Spin-off, ma anche versione extended, o addirittura sequel di Belluscone, film che a Venezia 2014 vinse il Premio Speciale della Giuria nella sezione Orizzonti. La bordata contro la più alta carica dello Stato arriva dopo un’ora e mezza di carrellata su improbabili cantanti neomelodici
I veri palermitani non parlano. Tra questi, dopo la recente sentenza di primo grado sulla “trattativa” Stato/Mafia”, con la condanna per diversi ex membri delle istituzioni, c’è anche il presidente della Repubblica Sergio Mattarella. Il tiro ad alzo zero verso il proprio concittadino, la provocazione cinematografica tutta italiana, arriva a Venezia 76, in Concorso, da Franco Maresco con La mafia non è più quella di una volta. Spin-off, ma anche versione extended, o addirittura sequel di Belluscone, film che a Venezia 2014 vinse il Premio Speciale della Giuria nella sezione Orizzonti.
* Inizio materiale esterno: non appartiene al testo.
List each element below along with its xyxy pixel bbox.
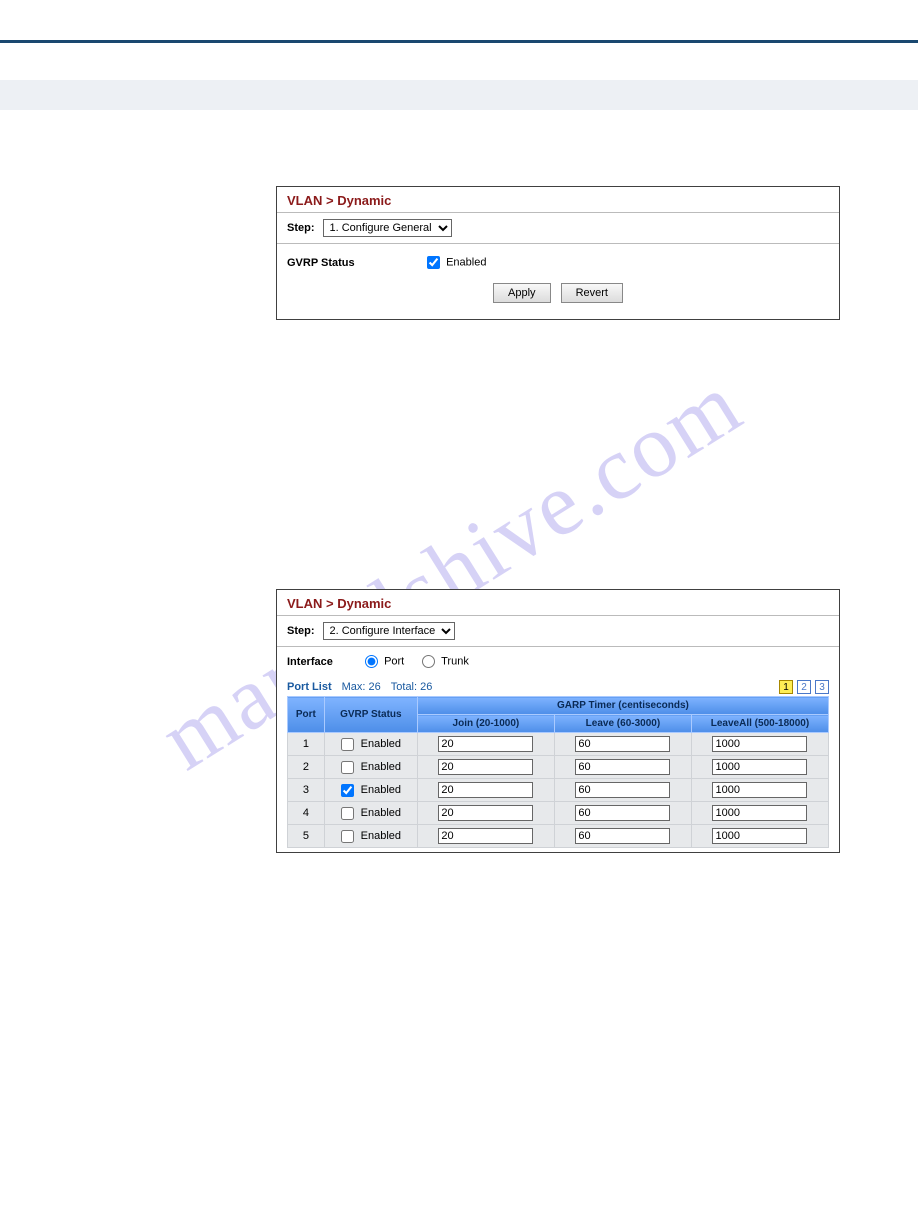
port-header: Port [288,697,325,733]
gvrp-enabled-checkbox[interactable] [341,761,354,774]
gvrp-row: GVRP Status Enabled [287,254,829,271]
interface-port-option[interactable]: Port [365,655,404,668]
pager: 123 [779,680,829,694]
portlist-total: Total: 26 [391,681,433,693]
panel-step-row: Step: 2. Configure Interface [277,616,839,647]
portlist-title: Port List [287,681,332,693]
leave-input[interactable] [575,828,670,844]
pager-page[interactable]: 2 [797,680,811,694]
apply-button[interactable]: Apply [493,283,551,303]
table-row: 4 Enabled [288,802,829,825]
leave-header: Leave (60-3000) [554,715,691,733]
interface-port-label: Port [384,655,404,667]
portlist-max: Max: 26 [342,681,381,693]
pager-page[interactable]: 3 [815,680,829,694]
gvrp-cell: Enabled [324,779,417,802]
join-cell [417,779,554,802]
leaveall-input[interactable] [712,828,807,844]
gvrp-enabled-label: Enabled [361,761,401,773]
portlist-row: Port List Max: 26 Total: 26 123 [277,676,839,696]
leaveall-input[interactable] [712,782,807,798]
join-input[interactable] [438,805,533,821]
interface-port-radio[interactable] [365,655,378,668]
leaveall-cell [691,756,828,779]
leaveall-cell [691,733,828,756]
interface-trunk-label: Trunk [441,655,469,667]
table-row: 2 Enabled [288,756,829,779]
gvrp-enabled-checkbox[interactable] [341,784,354,797]
gvrp-cell: Enabled [324,825,417,848]
panel-body: GVRP Status Enabled Apply Revert [277,244,839,319]
join-cell [417,825,554,848]
step-label: Step: [287,222,315,234]
garp-header: GARP Timer (centiseconds) [417,697,828,715]
join-cell [417,733,554,756]
gvrp-cell: Enabled [324,802,417,825]
interface-row: Interface Port Trunk [277,647,839,676]
interface-label: Interface [287,656,347,668]
leaveall-input[interactable] [712,805,807,821]
gvrp-enabled-label: Enabled [361,738,401,750]
panel-configure-general: VLAN > Dynamic Step: 1. Configure Genera… [276,186,840,320]
leaveall-input[interactable] [712,736,807,752]
panel-title: VLAN > Dynamic [277,187,839,213]
leaveall-header: LeaveAll (500-18000) [691,715,828,733]
gvrp-enabled-checkbox[interactable] [341,807,354,820]
interface-trunk-radio[interactable] [422,655,435,668]
gvrp-enabled-label: Enabled [361,784,401,796]
step-select[interactable]: 1. Configure General [323,219,452,237]
gvrp-enabled-checkbox[interactable] [341,830,354,843]
table-row: 1 Enabled [288,733,829,756]
header-banner [0,80,918,110]
leave-cell [554,825,691,848]
leaveall-cell [691,825,828,848]
step-select[interactable]: 2. Configure Interface [323,622,455,640]
interface-trunk-option[interactable]: Trunk [422,655,469,668]
panel-title: VLAN > Dynamic [277,590,839,616]
top-rule [0,40,918,80]
leave-input[interactable] [575,782,670,798]
button-row: Apply Revert [287,271,829,309]
leave-cell [554,779,691,802]
join-cell [417,802,554,825]
leaveall-input[interactable] [712,759,807,775]
revert-button[interactable]: Revert [561,283,623,303]
join-cell [417,756,554,779]
table-row: 5 Enabled [288,825,829,848]
port-cell: 4 [288,802,325,825]
enabled-checkbox-wrap[interactable]: Enabled [427,256,486,269]
gvrp-header: GVRP Status [324,697,417,733]
join-header: Join (20-1000) [417,715,554,733]
table-row: 3 Enabled [288,779,829,802]
gvrp-enabled-label: Enabled [361,807,401,819]
gvrp-enabled-label: Enabled [361,830,401,842]
leaveall-cell [691,779,828,802]
join-input[interactable] [438,782,533,798]
port-table: Port GVRP Status GARP Timer (centisecond… [287,696,829,848]
step-label: Step: [287,625,315,637]
pager-page[interactable]: 1 [779,680,793,694]
leave-cell [554,756,691,779]
gvrp-status-label: GVRP Status [287,257,377,269]
leave-cell [554,733,691,756]
enabled-label: Enabled [446,256,486,268]
gvrp-cell: Enabled [324,733,417,756]
join-input[interactable] [438,759,533,775]
gvrp-cell: Enabled [324,756,417,779]
leave-input[interactable] [575,759,670,775]
port-cell: 1 [288,733,325,756]
panel-step-row: Step: 1. Configure General [277,213,839,244]
leave-cell [554,802,691,825]
join-input[interactable] [438,828,533,844]
port-cell: 2 [288,756,325,779]
panel-configure-interface: VLAN > Dynamic Step: 2. Configure Interf… [276,589,840,853]
leaveall-cell [691,802,828,825]
port-cell: 3 [288,779,325,802]
port-cell: 5 [288,825,325,848]
leave-input[interactable] [575,736,670,752]
gvrp-enabled-checkbox[interactable] [341,738,354,751]
join-input[interactable] [438,736,533,752]
leave-input[interactable] [575,805,670,821]
enabled-checkbox[interactable] [427,256,440,269]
Così, se dopo questa omertà generalizzata e sfatta, Mira espone con piacevole sicurezza addirittura un’origine “genetica” di questo naturale silenzio palermitano (“Chi è stato?”, “Nessuno”), vedere a seguire associato Mattarella lascia alquanto scossi. Anche se il presidente della Repubblica non è di certo tenuto a intervenire su una sentenza di primo grado qualunque essa sia. Eppure Maresco rovescia centimetro dopo centimetro il tavolo della resistenza a questa omertà, si inabissa a vittima ulteriore in mezzo al finto ricordo degli “eroi”, mescolando sempre più documentario (tanto) e finzione (pochina, ma decisiva) e contrapponendo l’ottimismo viscerale e sanguigno dell’amica fotografa Letizia Battaglia (fan imperitura oltretutto del sindaco Leoluca Orlando) con il suo personale scetticismo.
In questa straordinaria, surreale, imponente ibridazione di linguaggio il regista palermitano scivola definitivamente nella sua amarezza, nella sua disperazione, nella sua dimessa solitudine umana e politica. Il film comincia cogliendo il kitsch modernizzante anche nelle manifestazioni ufficiali per commemorare i 25 anni dalla morte dei due giudici uccisi dalla mafia: gli imbarazzanti cori da stadio (“Giovanni e Paolo”), i balli e la musica a mille come se si fosse in discoteca, vengono criticati dalla Battaglia (“allora piangevamo, oggi si canta, mah”), Cicerone per Maresco figurando dapprima più pessimista del regista.
Due i momenti davvero alti all’interno de La mafia non è quella di una volta: la lettera sgarrupata alla Totò e Peppino che Mira e Mannino scrivono per presentare la serata evitando accuratamente i riferimenti contro la mafia; l’animazione in bianco e nero per mostrare come la famiglia di Ciccio Mira e quella dei Mattarella si sono conosciuti oltre 50 anni fa. Un incidente rocambolesco in piena notte dove il papà di Ciccio alla guida della sua auto sfonda fortuitamente il cancello di casa Mattarella. Escono papà Bernardo, i figli Piersanti e Sergio. Nessun risarcimento, ma almeno si lasciano offrire parecchi film in prima fila al cinema Massimo dove il signor Mira lavorava. Già perché il padre di Ciccio “votava proprio Bernardo”. Altra provocazione allusiva, altro regalo in odor di mafia. Brividi.